Jerry Araos, artist who ‘competed with bakeries’ for his wood sculptures; 68Philippine Daily Inquirer
Artist Jerusalino “Jerry” V. Araos passed away on Dec. 23. He was 68.
“Our comrade in arts and letters, even in ‘gourmandizing,’ Jerusalino V. Araos, 68, Jerry to all of us, died peacefully in the bosom of his family last night at his Diliman residence,” said writer Babeth Lolarga on her blog Dec. 24.
“The reader may choose, if you don’t pray the old-fashioned way, to remember him for a quiet second amidst your holiday preparations—for qualities, among many, like his true compassion and mamon heart underneath the seemingly hard shell of irreverence or kabastusan, his never-ending zest for life up to the very end,” Lolarga said.
“He considered himself a communist, never turning his back on the theory and praxis of his beliefs while remaining an abiding Christian, two contradictions that he carried with so much grace and élan,” she wrote.
Araos was a sculptor and landscape artist.
At the Araos Garden in Fairmount Hills, Antipolo, are featured his “Luklukan Chairs,” wooden sculptures of the human torso carved in such a way as to accommodate the rumps of people sitting on them.
Araos was founder of the artists’ guild Sanayan Lapat Kamay Inc. (Salakai).
In a 2007 interview with Lolarga, he offered the following thoughts:
“The language of sculpture is a mixture of the grammar of my tools and the jargon of materials. The message of the sculpture must be a three-way dialogue among the sculptor, the material and his tools.”
“Old houses, whether mansions of the grand manner or humble huts, are being replaced by condominiums by the very rich and Italianate cottages by the beneficiaries of overseas domestic helpers. Whatever old houses are left in Manila and its environs must be preserved as historical landmarks and specimens of architectural expressions of the Philippines. I strongly believe in that.
“Sources of secondhand lumber come from as far as the Ilocos, Cagayan and the Bicol region. Supply is dwindling, and acquisition is very competitive. The solution: Global warming is now felt worldwide. Cyclones, tornadoes and typhoons besiege the surface of the earth. In our part of the world, typhoons have uprooted trees. Here on the UP Diliman campus, many acacia trees have been uprooted. Some of my latest sculptural works come from them.

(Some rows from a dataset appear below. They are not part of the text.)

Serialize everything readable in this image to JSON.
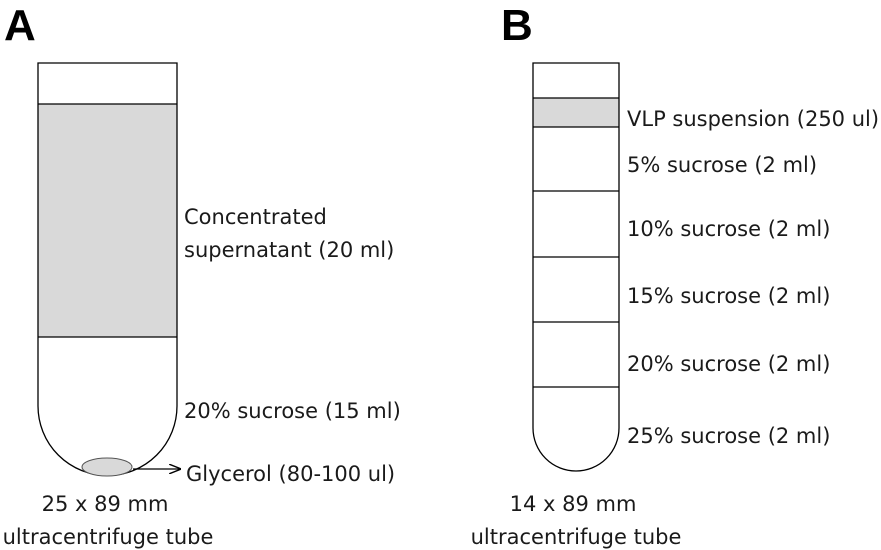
{
  "panel_a": {
    "letter": "A",
    "layers": {
      "supernatant_line1": "Concentrated",
      "supernatant_line2": "supernatant (20 ml)",
      "sucrose": "20% sucrose (15 ml)",
      "glycerol": "Glycerol (80-100 ul)"
    },
    "caption_line1": "25 x 89 mm",
    "caption_line2": "ultracentrifuge tube"
  },
  "panel_b": {
    "letter": "B",
    "layers": [
      "VLP suspension (250 ul)",
      "5% sucrose (2 ml)",
      "10% sucrose (2 ml)",
      "15% sucrose (2 ml)",
      "20% sucrose (2 ml)",
      "25% sucrose (2 ml)"
    ],
    "caption_line1": "14 x 89 mm",
    "caption_line2": "ultracentrifuge tube"
  },
  "colors": {
    "fill_gray": "#d9d9d9",
    "outline": "#000000"
  }
}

“I compete with bakeries which use them (uprooted acacia trees) as firewood. When bakeries use them as firewood, the tree is converted into carbon dioxide which further destroys the environment. When my school uses them for sculpture, we practice carbon segregation (preventing carbon dioxide from being released into the atmosphere). The chippings are used to enrich some of our gardens.

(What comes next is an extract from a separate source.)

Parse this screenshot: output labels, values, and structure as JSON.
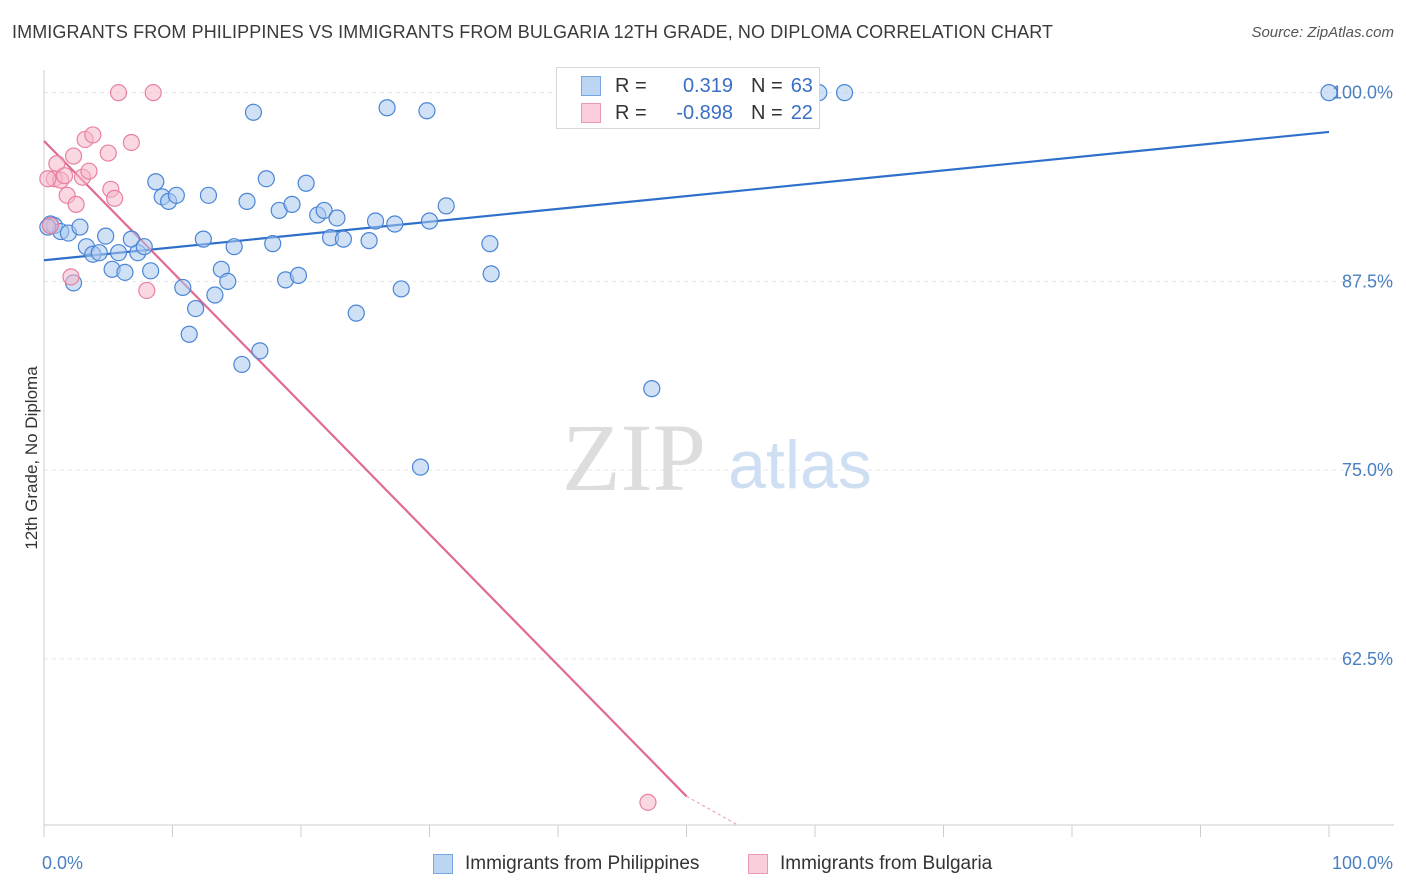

“The art scene is an arena of war, a war composed of many battles. To win the war, you must win more battles than your competitors. The most important battle in this war is the battle for space. For beginning practitioners, my advice is for them to promote alternative spaces into viable art venues. If they succeed in this endeavor, they likewise promote themselves into viable exhibitors. Then galleries would begin to take notice of them.
“There is a shortcut to what seems to be success. This is by making a monkey out of yourself. Many galleries develop their own monkeys and include them in their stables. When gallery-owners talk to each other, these practitioners are referred to by them as monkeys. Galleries do not disrespect the rights of other galleries over their stables of monkeys. Unggoy ko ’yan, unggoy mo ’yan.
“What is a monkey? A monkey is a practitioner who is recruited by a gallery-owner to paint or sculpt like a well-known artist, but a monkey signs his name. This is tantamount to art imitation, a gray area in artistic legalese. There are many successful monkeys on the whole art scene. Many of them would like to rid themselves of their ‘monkeyness.’ Very few have succeeded.
“Monkeys may make their mark and money in their own time. But art history will never forgive them.”